Mariners manager Lloyd McClendon wasted no time in proclaiming that Dustin Ackley and Rickie Weeks will share time in left field this season.
Mariners left fielder Dustin Ackley hasn’t met expectations since the club selected him with the No. 2 overall pick in the 2009 MLB draft. / Getty Images
Mariners manager Lloyd McClendon contends that signing veteran Rickie Weeks in mid-February wasn’t done to send a message to Dustin Ackley.
But it seems the pair will form a platoon in left field this season as Seattle looks for more production on offense coming off an 87-75 year in which run production was a recurring problem.
“We’re trying to get better,” McClendon said Wednesday in Peoria before the club’s first full-squad workout of spring training, according to The News Tribune. “Rickie Weeks is a good player that can help us win ballgames.”

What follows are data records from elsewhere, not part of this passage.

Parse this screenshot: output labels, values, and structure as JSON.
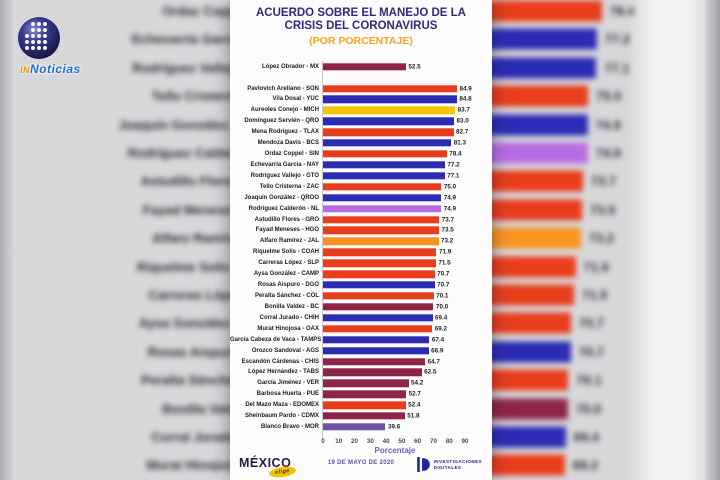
{
  "watermark": {
    "prefix": "IN",
    "name": "Noticias"
  },
  "chart_data": {
    "type": "bar",
    "orientation": "horizontal",
    "title_line1": "ACUERDO SOBRE EL MANEJO DE LA",
    "title_line2": "CRISIS DEL CORONAVIRUS",
    "subtitle": "(POR PORCENTAJE)",
    "xlabel": "Porcentaje",
    "xlim": [
      0,
      100
    ],
    "ticks": [
      0,
      10,
      20,
      30,
      40,
      50,
      60,
      70,
      80,
      90
    ],
    "grid": false,
    "legend": false,
    "rows": [
      {
        "label": "López Obrador - MX",
        "value": "52.5",
        "color": "maroon"
      },
      {
        "label": "Pavlovich Arellano - SON",
        "value": "84.9",
        "color": "red"
      },
      {
        "label": "Vila Dosal - YUC",
        "value": "84.8",
        "color": "blue"
      },
      {
        "label": "Aureoles Conejo - MICH",
        "value": "83.7",
        "color": "yellow"
      },
      {
        "label": "Domínguez Servién - QRO",
        "value": "83.0",
        "color": "blue"
      },
      {
        "label": "Mena Rodríguez - TLAX",
        "value": "82.7",
        "color": "red"
      },
      {
        "label": "Mendoza Davis - BCS",
        "value": "81.3",
        "color": "blue"
      },
      {
        "label": "Ordaz Coppel - SIN",
        "value": "78.4",
        "color": "red"
      },
      {
        "label": "Echevarría García - NAY",
        "value": "77.2",
        "color": "blue"
      },
      {
        "label": "Rodríguez Vallejo - GTO",
        "value": "77.1",
        "color": "blue"
      },
      {
        "label": "Tello Cristerna - ZAC",
        "value": "75.0",
        "color": "red"
      },
      {
        "label": "Joaquín González - QROO",
        "value": "74.9",
        "color": "blue"
      },
      {
        "label": "Rodríguez Calderón - NL",
        "value": "74.9",
        "color": "violet"
      },
      {
        "label": "Astudillo Flores - GRO",
        "value": "73.7",
        "color": "red"
      },
      {
        "label": "Fayad Meneses - HGO",
        "value": "73.5",
        "color": "red"
      },
      {
        "label": "Alfaro Ramírez - JAL",
        "value": "73.2",
        "color": "orange"
      },
      {
        "label": "Riquelme Solís - COAH",
        "value": "71.9",
        "color": "red"
      },
      {
        "label": "Carreras López - SLP",
        "value": "71.5",
        "color": "red"
      },
      {
        "label": "Aysa González - CAMP",
        "value": "70.7",
        "color": "red"
      },
      {
        "label": "Rosas Aispuro - DGO",
        "value": "70.7",
        "color": "blue"
      },
      {
        "label": "Peralta Sánchez - COL",
        "value": "70.1",
        "color": "red"
      },
      {
        "label": "Bonilla Valdez - BC",
        "value": "70.0",
        "color": "maroon"
      },
      {
        "label": "Corral Jurado - CHIH",
        "value": "69.4",
        "color": "blue"
      },
      {
        "label": "Murat Hinojosa - OAX",
        "value": "69.2",
        "color": "red"
      },
      {
        "label": "García Cabeza de Vaca - TAMPS",
        "value": "67.4",
        "color": "blue"
      },
      {
        "label": "Orozco Sandoval - AGS",
        "value": "66.9",
        "color": "blue"
      },
      {
        "label": "Escandón Cárdenas - CHIS",
        "value": "64.7",
        "color": "maroon"
      },
      {
        "label": "López Hernández - TABS",
        "value": "62.5",
        "color": "maroon"
      },
      {
        "label": "García Jiménez - VER",
        "value": "54.2",
        "color": "maroon"
      },
      {
        "label": "Barbosa Huerta - PUE",
        "value": "52.7",
        "color": "maroon"
      },
      {
        "label": "Del Mazo Maza - EDOMEX",
        "value": "52.4",
        "color": "red"
      },
      {
        "label": "Sheinbaum Pardo - CDMX",
        "value": "51.8",
        "color": "maroon"
      },
      {
        "label": "Blanco Bravo - MOR",
        "value": "39.6",
        "color": "purple"
      }
    ]
  },
  "colors": {
    "maroon": "#8E2448",
    "red": "#E83D1C",
    "blue": "#2B2BB4",
    "yellow": "#F7C40D",
    "orange": "#F79421",
    "violet": "#B76CE3",
    "purple": "#7050A8",
    "title": "#2F2A7E",
    "subtitle_accent": "#F7A41E"
  },
  "background_echo": {
    "start_index": 7,
    "visible_rows": 17
  },
  "footer": {
    "brand": "MÉXICO",
    "brand_badge": "elige",
    "date": "19 DE MAYO DE 2020",
    "org_line1": "INVESTIGACIONES",
    "org_line2": "DIGITALES"
  }
}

“I think the combination of both those guys out there should produce a left fielder where you have a combination of 20-25 home runs and 100-plus RBIs. Now you’ve got something.”
First, Weeks, 32, must learn left field during spring training after playing exclusively second base during the first 11 years of his career, all with the Milwaukee Brewers. Mariners All-Star second baseman Robinson Cano, as you might recall, still has nine years left on his contract.

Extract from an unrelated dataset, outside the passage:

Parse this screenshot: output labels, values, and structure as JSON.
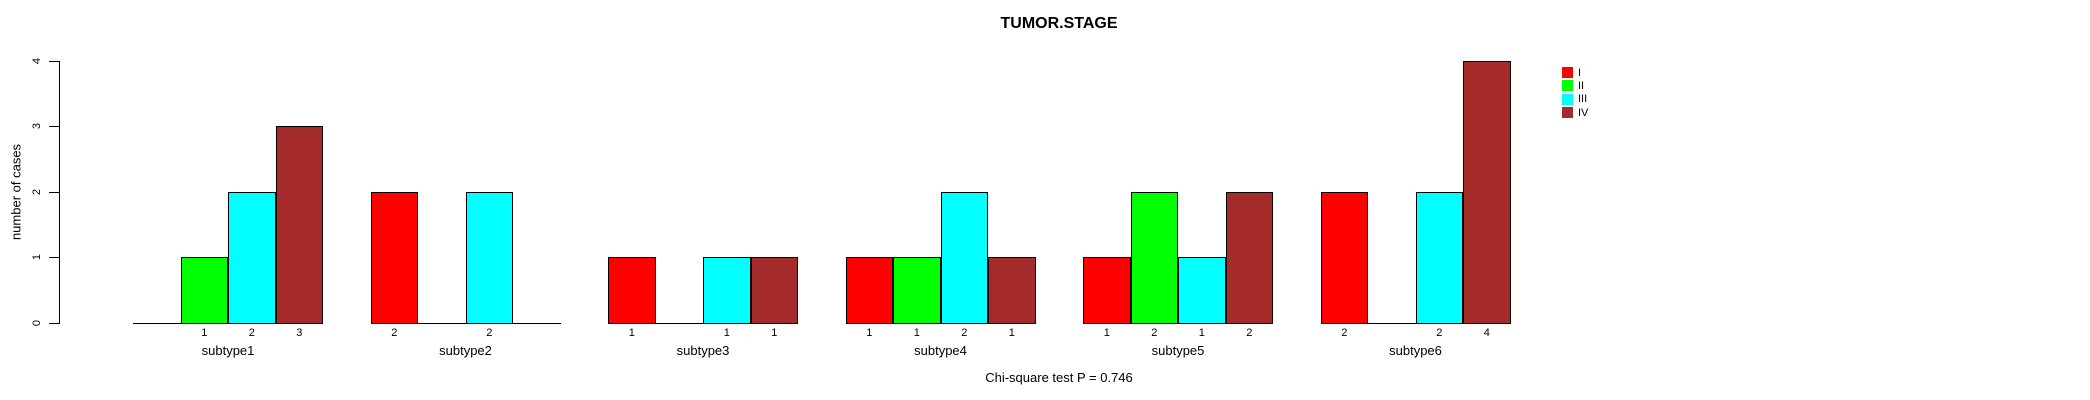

Weeks, a former All-Star, should be useful regardless. The right-handed hitter is formidable facing left-handed pitching, with a .261/.385/.448 career slash line.
As for Ackley?
He got off to an awful start in 2014, hitting .225 with four home runs and 29 RBIs at the All-Star break before rebounding to finish the year with a .245 average, 14 home runs and 65 RBIs.
The bulk of the left-handed hitter’s success came against right-handers (.259/.310/.442). That would suggest that more days off against tough southpaws might help the No. 2 overall pick in the 2009 MLB draft finally lift his .245 career average to where the club expected it when Ackley left the University of North Carolina.